Fog server help me undertake a isolated setup
ally_uk last edited by
I failed miserably in the past to setup For server. So I am attempting with the help of the gods on this group to attempt to try it again.
The setup I wish to get up and running is a isolated setup.
Literally I am going to use a computer with one network card. I wanted to initially setup up the fog side of things and then pull the plug to the main network and hook it up directly to a isolated switch.
Would this work?
Or do I need some fancy two network card setup with the second card being on a different subnet?
The whole point of getting the setup isolated is because we have a main DHCP server and a PXE server already on the main subnet of the network.
Lastly what base distro should I use?
Ok guys thank you for help, I hope to document all my attempts to get this working so I can then give something back to the community.
I am not a networking ninja go easy on me I’m ok I’m the terminal though 😂
@ally_uk You can do it with a single network card, just be aware there are a few more steps than standard.
As for your question about dhcp server, you must pick Y to install the proper proper programs. There will be a small risk of dhcp confusion while you are installing fog this way so as soon as FOG is installed unplug the fog server from the business network and plug it into your imaging network.
I started writing these instructions for centos 7, then I realized if you are not familiar with linux the instructions may be pretty daunting. Here is a different guide: https://wiki.fogproject.org/wiki/index.php?title=Installation As much as it pains me to say this, probably ubuntu or fedora would be a better choice if you are a gui based user. The link above is the basic installation jumping off point for a number of operating systems.

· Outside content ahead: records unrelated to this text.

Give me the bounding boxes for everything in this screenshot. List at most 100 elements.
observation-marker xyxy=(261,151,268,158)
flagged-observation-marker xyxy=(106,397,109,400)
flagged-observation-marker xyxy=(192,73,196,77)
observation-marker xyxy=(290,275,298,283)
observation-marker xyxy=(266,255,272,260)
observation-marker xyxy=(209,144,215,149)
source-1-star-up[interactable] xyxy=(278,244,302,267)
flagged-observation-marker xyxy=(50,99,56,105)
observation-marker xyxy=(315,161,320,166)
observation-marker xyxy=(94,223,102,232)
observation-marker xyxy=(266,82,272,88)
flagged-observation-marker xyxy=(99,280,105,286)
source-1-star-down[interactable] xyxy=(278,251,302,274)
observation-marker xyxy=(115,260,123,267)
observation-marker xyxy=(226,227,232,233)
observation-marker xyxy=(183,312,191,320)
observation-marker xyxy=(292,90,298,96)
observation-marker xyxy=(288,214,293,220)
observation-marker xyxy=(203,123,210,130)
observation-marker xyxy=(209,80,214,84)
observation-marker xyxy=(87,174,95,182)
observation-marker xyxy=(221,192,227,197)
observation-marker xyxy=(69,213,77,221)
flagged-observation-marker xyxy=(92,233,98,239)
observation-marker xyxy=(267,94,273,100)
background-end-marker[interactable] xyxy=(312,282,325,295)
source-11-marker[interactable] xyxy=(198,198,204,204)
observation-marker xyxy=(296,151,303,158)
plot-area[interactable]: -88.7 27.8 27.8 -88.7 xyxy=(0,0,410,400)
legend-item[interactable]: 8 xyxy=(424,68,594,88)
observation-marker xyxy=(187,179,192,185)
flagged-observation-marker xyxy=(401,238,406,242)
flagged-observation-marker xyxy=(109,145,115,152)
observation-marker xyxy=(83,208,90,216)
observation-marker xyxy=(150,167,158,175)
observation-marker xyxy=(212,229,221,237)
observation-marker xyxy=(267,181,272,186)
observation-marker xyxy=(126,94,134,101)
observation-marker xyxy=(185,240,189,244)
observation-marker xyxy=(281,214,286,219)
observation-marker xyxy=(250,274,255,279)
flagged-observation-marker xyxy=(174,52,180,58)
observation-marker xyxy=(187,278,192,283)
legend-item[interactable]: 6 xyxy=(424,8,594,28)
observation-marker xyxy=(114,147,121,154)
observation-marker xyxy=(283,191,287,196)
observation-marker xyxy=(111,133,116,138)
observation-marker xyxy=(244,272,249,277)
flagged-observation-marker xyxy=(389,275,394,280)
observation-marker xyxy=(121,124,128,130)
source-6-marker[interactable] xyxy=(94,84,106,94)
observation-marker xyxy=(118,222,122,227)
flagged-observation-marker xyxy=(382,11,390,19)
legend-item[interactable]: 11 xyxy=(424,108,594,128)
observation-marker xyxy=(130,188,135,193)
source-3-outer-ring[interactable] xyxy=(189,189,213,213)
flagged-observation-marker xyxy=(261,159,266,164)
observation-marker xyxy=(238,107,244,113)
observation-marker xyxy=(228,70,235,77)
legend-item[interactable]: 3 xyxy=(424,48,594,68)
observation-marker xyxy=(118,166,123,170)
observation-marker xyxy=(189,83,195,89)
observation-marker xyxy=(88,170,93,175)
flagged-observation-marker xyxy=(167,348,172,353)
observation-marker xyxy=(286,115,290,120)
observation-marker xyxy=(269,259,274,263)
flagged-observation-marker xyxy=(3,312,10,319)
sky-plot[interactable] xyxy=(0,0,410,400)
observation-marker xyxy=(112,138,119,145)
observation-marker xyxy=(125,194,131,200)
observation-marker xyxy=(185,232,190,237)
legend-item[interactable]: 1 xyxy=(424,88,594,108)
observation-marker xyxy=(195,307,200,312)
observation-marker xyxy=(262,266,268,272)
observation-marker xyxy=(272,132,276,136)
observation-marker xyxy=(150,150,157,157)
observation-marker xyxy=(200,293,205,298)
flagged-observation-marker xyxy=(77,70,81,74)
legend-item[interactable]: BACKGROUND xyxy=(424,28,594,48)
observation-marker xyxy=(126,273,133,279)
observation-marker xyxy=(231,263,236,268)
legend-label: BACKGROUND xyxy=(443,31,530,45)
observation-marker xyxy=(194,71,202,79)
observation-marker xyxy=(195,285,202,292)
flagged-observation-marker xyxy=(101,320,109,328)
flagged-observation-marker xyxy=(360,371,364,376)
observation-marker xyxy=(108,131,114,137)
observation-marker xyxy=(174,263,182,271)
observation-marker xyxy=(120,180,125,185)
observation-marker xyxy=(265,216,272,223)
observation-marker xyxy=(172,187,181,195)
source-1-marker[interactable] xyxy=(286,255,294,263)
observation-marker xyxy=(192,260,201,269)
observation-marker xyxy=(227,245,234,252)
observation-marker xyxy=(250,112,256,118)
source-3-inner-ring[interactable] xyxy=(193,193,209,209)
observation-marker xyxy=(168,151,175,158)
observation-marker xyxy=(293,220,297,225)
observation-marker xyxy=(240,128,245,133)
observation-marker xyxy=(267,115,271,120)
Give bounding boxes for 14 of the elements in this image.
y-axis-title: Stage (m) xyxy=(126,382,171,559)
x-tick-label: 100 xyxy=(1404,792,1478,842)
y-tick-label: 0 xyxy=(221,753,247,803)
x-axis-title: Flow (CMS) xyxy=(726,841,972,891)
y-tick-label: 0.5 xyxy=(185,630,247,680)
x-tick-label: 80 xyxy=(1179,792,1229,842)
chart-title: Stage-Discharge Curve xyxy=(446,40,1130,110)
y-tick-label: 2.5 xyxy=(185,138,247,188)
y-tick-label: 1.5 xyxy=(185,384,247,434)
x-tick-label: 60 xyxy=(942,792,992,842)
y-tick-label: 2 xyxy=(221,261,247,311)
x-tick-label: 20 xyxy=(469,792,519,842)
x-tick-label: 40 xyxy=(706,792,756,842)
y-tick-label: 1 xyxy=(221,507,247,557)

Once fog is installed and your fog server is in the imaging network. You will need to first change the fog server IP address to one consistent with the imaging address. For this example I’ll use 192.168.101.x/24. So for the fog server we will use 192.168.101.1 for the fog server.
- Update the fog server IP address then reboot.
- Edit the FOG IP address in
- Edit the FOG IP server and subnet range in for the isc-dhcp server. The file will look similar to this one: https://wiki.fogproject.org/wiki/index.php?title=BIOS_and_UEFI_Co-Existence#Example_1
- Now off to the FOG webgui. You need to update the IP address in 2 places in the FOG configuration page and then for the IP address in the storage node configuration.
I can tell you finding a second interface will save you quite a bit of pain, even a usb ethernet network adapter will work.
ally_uk last edited by
Hi there, thank you for the input I am having difficulty locating a second network card. Can I strictly just use one network card? install fog and then disconnect it from the main network and plug the connection directly into a isolated switch?
I am going to be using Centos 7 as the host distro do you have a link to installation steps? more importantly during the install process recgarding DHCP do I set the fog server to yes or no? I am confused as I want this machine to be isolated and not interfere with the current DHCP server on the network.
Many thanks for guidance I appreciate the hand holding this is all new to me.
If you can add a second network adapter to that fog server, even temporarily we can get you setup in about 30 minutes. The rub/trick is that you must have the fog server connected to the internet during installation of FOG. Once the install is done then the second network adapter is not needed. But a few people will leave that network adapter in place so they can manage the FOG server from the business network. All imaging is done via the isolated imaging network adapter. The other rule that needs to be observed is that the FOG server needs to be at its forever IP address before you install FOG. Changing the FOG server’s IP address post install can be done but its MUCH easier to not change the imaging network’s IP address.
As for the OS many of the main stream distros are supported. I personally like Centos/RHEL, but Debian is also a good choice too. Ubuntu will work but they often change things in ubuntu that breaks fog unexpectedly.